Microsoft has released an optional patch to address a kernel information disclosure vulnerability affecting systems running multiple versions of Windows, including the latest versions of Windows 10, Windows Server, and Windows 11.
Despite having an average severity CVSS baseline score of 4.7/10, Redmond scored this security flaw (CVE-2023-32019) as important severity.
Reported by Google Project Zero security researcher Mateusz Jurczyk, the bug allows authenticated attackers to access the heap memory of privileged processes running on unpatched devices.
While successful exploitation does not require threat actors to have administrator privileges or other elevated privileges, it does depend on their ability to coordinate their attacks with another privileged process running by another user on the system. target.
What distinguishes the CVE-2023-32019 patch from other security updates released as part of the June 2023 Patch Tuesday is that it is disabled by default, even after the updates from this patch have been applied. week.
As Microsoft explains in a support document, you need to edit the registry on vulnerable Windows systems to activate the fix.
“To mitigate the vulnerability associated with CVE-2023-32019, install Windows June 2023 Update or later Windows Update”, Microsoft said.
“By default, the fix for this vulnerability is disabled.

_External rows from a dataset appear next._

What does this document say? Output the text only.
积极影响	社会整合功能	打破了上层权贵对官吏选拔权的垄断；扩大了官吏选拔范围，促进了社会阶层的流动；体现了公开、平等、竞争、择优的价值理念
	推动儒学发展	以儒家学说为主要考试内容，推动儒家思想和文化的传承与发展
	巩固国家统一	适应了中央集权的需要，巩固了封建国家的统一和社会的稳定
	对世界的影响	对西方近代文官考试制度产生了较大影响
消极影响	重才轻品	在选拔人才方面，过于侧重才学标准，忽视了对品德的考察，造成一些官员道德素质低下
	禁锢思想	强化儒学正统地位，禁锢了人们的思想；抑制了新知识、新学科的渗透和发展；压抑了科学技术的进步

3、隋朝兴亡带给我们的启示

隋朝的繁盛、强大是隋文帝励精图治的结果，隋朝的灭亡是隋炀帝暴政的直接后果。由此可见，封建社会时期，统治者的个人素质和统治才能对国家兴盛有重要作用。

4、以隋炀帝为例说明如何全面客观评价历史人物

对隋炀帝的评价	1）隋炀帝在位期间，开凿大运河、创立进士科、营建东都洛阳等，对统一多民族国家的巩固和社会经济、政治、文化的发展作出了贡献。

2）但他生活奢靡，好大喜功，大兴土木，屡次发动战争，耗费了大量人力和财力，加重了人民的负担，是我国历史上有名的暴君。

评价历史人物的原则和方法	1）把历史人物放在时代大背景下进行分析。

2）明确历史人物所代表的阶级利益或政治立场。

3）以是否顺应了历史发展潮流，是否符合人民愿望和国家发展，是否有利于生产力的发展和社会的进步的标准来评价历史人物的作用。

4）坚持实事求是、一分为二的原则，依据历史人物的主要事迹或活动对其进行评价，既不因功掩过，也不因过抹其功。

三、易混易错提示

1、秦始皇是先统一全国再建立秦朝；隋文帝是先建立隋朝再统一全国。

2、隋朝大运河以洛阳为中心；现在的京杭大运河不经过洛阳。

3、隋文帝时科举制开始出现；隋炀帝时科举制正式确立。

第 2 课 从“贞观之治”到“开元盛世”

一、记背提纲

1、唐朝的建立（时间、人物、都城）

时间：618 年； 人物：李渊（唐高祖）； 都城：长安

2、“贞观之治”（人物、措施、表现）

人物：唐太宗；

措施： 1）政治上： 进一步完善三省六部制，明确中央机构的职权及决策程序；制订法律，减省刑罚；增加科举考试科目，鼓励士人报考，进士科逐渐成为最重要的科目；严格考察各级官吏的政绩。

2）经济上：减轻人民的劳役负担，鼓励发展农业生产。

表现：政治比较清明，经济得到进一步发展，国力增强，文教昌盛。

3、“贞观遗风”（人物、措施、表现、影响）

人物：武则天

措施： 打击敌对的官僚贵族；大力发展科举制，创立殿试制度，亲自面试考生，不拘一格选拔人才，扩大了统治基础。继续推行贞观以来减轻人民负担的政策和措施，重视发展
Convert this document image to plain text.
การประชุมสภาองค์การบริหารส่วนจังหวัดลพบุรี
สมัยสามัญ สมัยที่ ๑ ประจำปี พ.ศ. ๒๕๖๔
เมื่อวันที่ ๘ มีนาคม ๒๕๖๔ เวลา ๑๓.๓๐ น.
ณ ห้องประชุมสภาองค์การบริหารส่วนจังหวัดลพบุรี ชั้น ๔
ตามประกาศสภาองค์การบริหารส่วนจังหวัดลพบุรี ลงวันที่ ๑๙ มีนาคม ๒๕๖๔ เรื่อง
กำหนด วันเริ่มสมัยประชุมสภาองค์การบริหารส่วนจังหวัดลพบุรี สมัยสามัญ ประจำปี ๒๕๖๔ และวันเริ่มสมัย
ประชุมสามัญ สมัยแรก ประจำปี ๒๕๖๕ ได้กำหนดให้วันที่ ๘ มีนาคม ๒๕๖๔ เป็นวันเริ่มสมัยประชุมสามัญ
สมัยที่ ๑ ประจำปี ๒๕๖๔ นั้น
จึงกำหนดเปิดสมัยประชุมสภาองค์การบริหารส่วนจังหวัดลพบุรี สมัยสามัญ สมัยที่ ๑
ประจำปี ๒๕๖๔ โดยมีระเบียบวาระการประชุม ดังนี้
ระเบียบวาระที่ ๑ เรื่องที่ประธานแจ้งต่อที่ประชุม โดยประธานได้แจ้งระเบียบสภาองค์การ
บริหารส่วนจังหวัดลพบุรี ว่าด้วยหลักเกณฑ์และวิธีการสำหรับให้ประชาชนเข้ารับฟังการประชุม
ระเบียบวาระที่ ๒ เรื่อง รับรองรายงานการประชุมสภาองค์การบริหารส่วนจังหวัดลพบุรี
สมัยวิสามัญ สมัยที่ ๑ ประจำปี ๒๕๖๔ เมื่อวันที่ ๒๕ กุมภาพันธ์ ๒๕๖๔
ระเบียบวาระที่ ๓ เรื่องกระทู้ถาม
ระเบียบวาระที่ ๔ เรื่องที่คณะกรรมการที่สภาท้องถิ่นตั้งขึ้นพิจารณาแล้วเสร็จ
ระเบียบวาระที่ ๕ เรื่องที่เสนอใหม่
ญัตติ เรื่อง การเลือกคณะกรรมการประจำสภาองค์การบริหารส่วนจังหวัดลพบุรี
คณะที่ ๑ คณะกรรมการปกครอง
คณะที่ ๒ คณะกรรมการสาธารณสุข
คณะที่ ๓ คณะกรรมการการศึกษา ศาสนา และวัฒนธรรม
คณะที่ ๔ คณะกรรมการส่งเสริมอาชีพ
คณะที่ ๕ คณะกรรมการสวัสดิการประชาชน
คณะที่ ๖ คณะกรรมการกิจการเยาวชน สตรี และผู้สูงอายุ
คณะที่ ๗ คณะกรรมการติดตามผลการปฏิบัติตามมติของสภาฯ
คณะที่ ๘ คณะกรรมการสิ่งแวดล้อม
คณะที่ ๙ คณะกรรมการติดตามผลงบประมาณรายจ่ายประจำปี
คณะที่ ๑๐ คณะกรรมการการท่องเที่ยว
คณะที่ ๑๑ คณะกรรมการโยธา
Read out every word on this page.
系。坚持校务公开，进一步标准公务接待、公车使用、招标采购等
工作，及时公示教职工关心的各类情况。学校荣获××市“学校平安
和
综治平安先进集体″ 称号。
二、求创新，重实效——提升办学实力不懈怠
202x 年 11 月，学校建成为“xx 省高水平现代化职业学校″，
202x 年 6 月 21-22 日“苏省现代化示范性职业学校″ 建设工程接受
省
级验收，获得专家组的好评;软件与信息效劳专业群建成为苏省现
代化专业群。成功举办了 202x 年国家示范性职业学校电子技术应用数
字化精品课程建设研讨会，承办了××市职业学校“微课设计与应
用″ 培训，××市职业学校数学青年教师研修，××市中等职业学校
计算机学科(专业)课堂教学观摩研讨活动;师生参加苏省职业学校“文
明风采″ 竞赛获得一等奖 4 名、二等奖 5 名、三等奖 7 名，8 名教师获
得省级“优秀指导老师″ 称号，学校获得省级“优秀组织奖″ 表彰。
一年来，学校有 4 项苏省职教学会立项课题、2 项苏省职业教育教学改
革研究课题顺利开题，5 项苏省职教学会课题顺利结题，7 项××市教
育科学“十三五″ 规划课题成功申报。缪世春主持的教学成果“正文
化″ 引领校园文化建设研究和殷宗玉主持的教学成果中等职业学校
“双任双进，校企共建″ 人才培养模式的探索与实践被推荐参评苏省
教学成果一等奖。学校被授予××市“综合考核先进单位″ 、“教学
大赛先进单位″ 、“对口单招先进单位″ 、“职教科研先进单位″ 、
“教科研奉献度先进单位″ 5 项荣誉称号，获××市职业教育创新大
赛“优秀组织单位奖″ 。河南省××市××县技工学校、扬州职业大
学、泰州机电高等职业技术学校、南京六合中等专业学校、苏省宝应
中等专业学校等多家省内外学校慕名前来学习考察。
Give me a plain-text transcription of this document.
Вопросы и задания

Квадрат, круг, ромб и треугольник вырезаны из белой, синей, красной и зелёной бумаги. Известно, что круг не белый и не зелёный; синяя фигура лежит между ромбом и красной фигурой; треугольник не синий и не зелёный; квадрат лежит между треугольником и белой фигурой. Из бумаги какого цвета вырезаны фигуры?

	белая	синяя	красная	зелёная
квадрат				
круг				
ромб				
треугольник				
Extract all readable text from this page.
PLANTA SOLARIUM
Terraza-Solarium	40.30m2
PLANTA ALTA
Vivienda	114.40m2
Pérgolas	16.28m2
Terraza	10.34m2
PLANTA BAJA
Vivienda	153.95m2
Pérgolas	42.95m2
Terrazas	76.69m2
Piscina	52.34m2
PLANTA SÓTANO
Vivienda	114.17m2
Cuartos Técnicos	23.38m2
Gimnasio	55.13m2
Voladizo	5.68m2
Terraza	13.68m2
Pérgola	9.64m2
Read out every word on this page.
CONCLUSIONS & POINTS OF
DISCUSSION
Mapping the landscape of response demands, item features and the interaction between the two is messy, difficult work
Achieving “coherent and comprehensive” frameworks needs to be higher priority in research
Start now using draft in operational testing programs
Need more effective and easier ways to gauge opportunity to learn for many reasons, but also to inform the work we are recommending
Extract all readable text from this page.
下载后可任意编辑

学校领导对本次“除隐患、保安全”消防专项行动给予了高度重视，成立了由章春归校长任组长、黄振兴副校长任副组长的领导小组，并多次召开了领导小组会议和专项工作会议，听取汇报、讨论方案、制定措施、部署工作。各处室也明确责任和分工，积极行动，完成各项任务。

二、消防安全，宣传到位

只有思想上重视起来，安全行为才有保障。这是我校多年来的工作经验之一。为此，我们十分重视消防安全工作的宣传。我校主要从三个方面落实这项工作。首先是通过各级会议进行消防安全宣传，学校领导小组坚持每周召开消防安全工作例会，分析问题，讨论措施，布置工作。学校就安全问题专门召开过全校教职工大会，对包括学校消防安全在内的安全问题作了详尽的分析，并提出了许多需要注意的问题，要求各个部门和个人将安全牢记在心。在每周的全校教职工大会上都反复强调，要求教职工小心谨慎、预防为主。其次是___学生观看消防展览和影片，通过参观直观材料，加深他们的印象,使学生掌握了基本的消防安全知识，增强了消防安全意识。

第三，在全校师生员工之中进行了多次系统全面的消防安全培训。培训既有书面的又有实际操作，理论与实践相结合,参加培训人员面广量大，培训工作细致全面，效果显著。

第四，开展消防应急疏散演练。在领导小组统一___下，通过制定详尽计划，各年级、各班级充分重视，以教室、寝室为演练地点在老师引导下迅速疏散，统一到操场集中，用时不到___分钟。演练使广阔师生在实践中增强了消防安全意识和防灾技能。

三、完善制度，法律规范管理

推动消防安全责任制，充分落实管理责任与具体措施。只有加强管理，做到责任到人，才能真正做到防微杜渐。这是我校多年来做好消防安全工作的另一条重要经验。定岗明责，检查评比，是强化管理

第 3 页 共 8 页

To enable the fix, you must set a registry key value based on your Windows operating system.”
While Microsoft didn’t provide additional details on why this fix is disabled by default, a spokesperson told BleepingComputer that “the update should be enabled by default in a future release.”
However, it’s unclear whether activating the patch can cause any issues in the operating system, so it may be safer to test it on a few machines before doing a large-scale deployment.
How to enable CVE-2023-32019 fix
Depending on the version of Windows running on your device, you will have to add the following under the HKEY_LOCAL_MACHINE\SYSTEM\CurrentControlSet\Policies\Microsoft\FeatureManagement\Overrides registration key:
- Windows 10 20H2, 21H2, 22H2: Add a new DWORD registry value named 4103588492 with a data value of 1
- Windows 11 21H2: Add a new DWORD registry value named 4204251788 with a data value of 1
- Windows 11 22H2: Add a new DWORD registry value named 4237806220 with a data value of 1
- Windows Server 2022: Add a new DWORD registry value named 4137142924 with a data value of 1
On Windows 10 1607 and Windows 10 1809 you will need to add a new DWORD registry value named ‘LazyRetryOnCommitFailure’ with a data value of 0 under the HKEY_LOCAL_MACHINE\SYSTEM\CurrentControlSet\Control\Session Manager\Configuration Manager registration key.
This isn’t the first time the company has released an optional patch for a Windows security vulnerability.
Last month, Microsoft said that a patch fixing Secure Boot bug CVE-2023-24932 exploited by BlackLotus UEFI malware as zero-day required additional manual steps in addition to installing the security update to remove the vector offensive.
As explained at the time, Redmond is taking a phased approach to applying CVE-2023-24932 protections to reduce the impact on customers.
However, it’s unclear if enabling the feature can cause any issues in the operating system, so it may be safer to test it on a few machines before rolling out on a large scale.
Microsoft also warned that there is no way to roll back the changes once the CVE-2023-24932 mitigations are fully deployed and enabled on a system.